Utilizing AI-Enabled EKG Algorithms to Identify Atrial Fibrillation Risk in Patients with CLL Receiving BTK Inhibitors

INTRODUCTION

Atrial fibrillation (AFib) is a recognized complication in patients with chronic lymphocytic leukemia (CLL) treated with Bruton tyrosine kinase inhibitors (BTKis). Early detection and management of AFib are critical due to its association with increased morbidity and mortality. Traditional detection methods, such as intermittent EKGs and wearable devices, often capture only brief snapshots of cardiac activity, potentially missing episodes. Recent advances in artificial intelligence (AI) have enabled the development of algorithms that analyze electrocardiograms (EKGs) to predict AFib risk. These algorithms can potentially identify patients with undetected AFib and assess risk at a single point, reducing the need for continuous monitoring. This study evaluates the utility of an AI-enabled EKG algorithm in predicting AFib in patients with CLL treated with ibrutinib and acalabrutinib.

METHODS

Patients with CLL treated with ibrutinib and acalabrutinib were identified from a single-center database. Patients with CLL who received BTKi therapy at Mayo Clinic between 2015 and 2024 with available EKGs in the EMR were included. Patients were excluded if they received BTKi for non-CLL indications or if patients with CLL had documented AFib without accompanying EKGs in their medical records. An AI-enabled EKG algorithm developed by Attia et al. (Lancet, 2019) was used to estimate AFib probability (AFibAI). EKGs were categorized into pre-treatment, during treatment, and post-treatment phases. Mean values of all EKGs within each phase were used for analysis to reduce heterogeneity. Paired t-test was used for continuous variables and ROC analysis was used to evaluate diagnostic performance. A p-value of <0.05 was used for statistical analysis.

RESULTS

The analysis included 383 individual CLL patients (74% male, median age 71; ace/ethnicity not available), of which 79 were treated with acalabrutinib and 304 with ibrutinib, with a total of 5844 EKGs analyzed. The AFibAI was significantly higher in EKGs with documented AFib compared to other EKGs, mostly normal sinus rhythm (0.5710 vs. 0.1857, p <0.001). Pre-treatment AFibAI was higher in patients who ultimately developed AFib after starting BTKi treatment compared to those who did not. Mean AFibAI at baseline was 0.2176 for those who developed AFib and 0.0986 for those who did not (p <0.001; difference between means: -0.1191 +/- 0.02005, 95% CI: 0.-0.1585 – 0.0796). Differences of baseline AFibAI were similar when stratified by BTKi. Trends in AFibAI scores indicated a significant increase during and after BTKi treatment in patients who developed AFib, with mean score of 0.2176 at baseline to 0.4064 post-treatment (p<0.001). In patients who did not develop Afib during BTKi therapy, there was minimal increase of AFibAI scores from 0.1041 at baseline to 0.1620 post-treatment (p = 0.0002).

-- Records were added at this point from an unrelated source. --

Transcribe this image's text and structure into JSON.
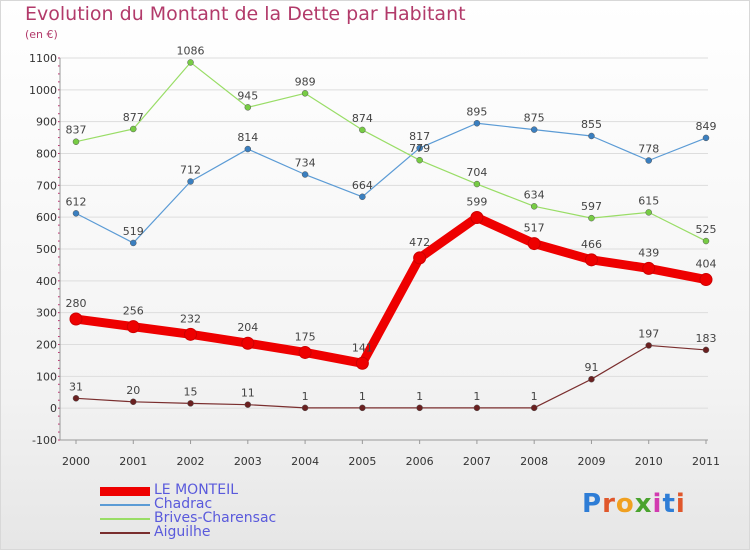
{
  "title": "Evolution du Montant de la Dette par Habitant",
  "subtitle": "(en €)",
  "logo": {
    "letters": [
      "P",
      "r",
      "o",
      "x",
      "i",
      "t",
      "i"
    ],
    "colors": [
      "#2e7dd6",
      "#e0572b",
      "#f0a020",
      "#4aa32e",
      "#d23ab0",
      "#2e7dd6",
      "#e0572b"
    ]
  },
  "chart_data": {
    "type": "line",
    "x": [
      "2000",
      "2001",
      "2002",
      "2003",
      "2004",
      "2005",
      "2006",
      "2007",
      "2008",
      "2009",
      "2010",
      "2011"
    ],
    "ylim": [
      -100,
      1100
    ],
    "yticks": [
      -100,
      0,
      100,
      200,
      300,
      400,
      500,
      600,
      700,
      800,
      900,
      1000,
      1100
    ],
    "grid": true,
    "legend_position": "bottom-left",
    "series": [
      {
        "name": "LE MONTEIL",
        "color": "#ee0000",
        "marker": "#ee0000",
        "width": 9,
        "radius": 6,
        "values": [
          280,
          256,
          232,
          204,
          175,
          141,
          472,
          599,
          517,
          466,
          439,
          404
        ]
      },
      {
        "name": "Chadrac",
        "color": "#5b9bd5",
        "marker": "#3a7fc0",
        "width": 1.2,
        "radius": 3,
        "values": [
          612,
          519,
          712,
          814,
          734,
          664,
          817,
          895,
          875,
          855,
          778,
          849
        ]
      },
      {
        "name": "Brives-Charensac",
        "color": "#99dd66",
        "marker": "#77cc44",
        "width": 1.2,
        "radius": 3,
        "values": [
          837,
          877,
          1086,
          945,
          989,
          874,
          779,
          704,
          634,
          597,
          615,
          525
        ]
      },
      {
        "name": "Aiguilhe",
        "color": "#7a2e2e",
        "marker": "#6a2020",
        "width": 1.2,
        "radius": 3,
        "values": [
          31,
          20,
          15,
          11,
          1,
          1,
          1,
          1,
          1,
          91,
          197,
          183
        ]
      }
    ]
  }
}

The ROC analysis showed an area under the curve of 0.7280 (SE = 0.03911, 95% CI: 0.6514 to 0.8047, p <0.001), indicating fair discriminatory ability. The sensitivity at the optimal threshold (0.1202) was 65.45% and the specificity was 74.59%, with a Youden’s Index of 0.4004. To achieve a sensitivity of ≥90% for detecting patients who ultimately develop AFib, a threshold of 0.2368 was established (specificity of 41.82%).

DISCUSSION

Our study demonstrates the efficacy of an AI-enabled EKG algorithm in estimating atrial fibrillation risk among CLL patients treated with BTKis. We demonstrated that baseline AFibAI was notably higher in patients who ultimately developed AFib, suggesting that it could potentially identify patients at elevated risk before the onset of AFib. Early identification would allow for closer monitoring and timely intervention, potentially mitigating complications. Pending validation with an external cohort, the 90% sensitivity threshold could help identify the patients at highest risk, where other treatment options could be considered. The trend across different treatment phases revealed a significant increase in scores during treatment, indicating that AFibAI is responsive to changes induced by BTKi therapy and suggest its utility for patient monitoring. Practical questions remain about its impact on clinical decision-making and management. Future prospective studies should confirm the validity of identifying high-risk patients and its role in both treatment decisions and patient outcomes.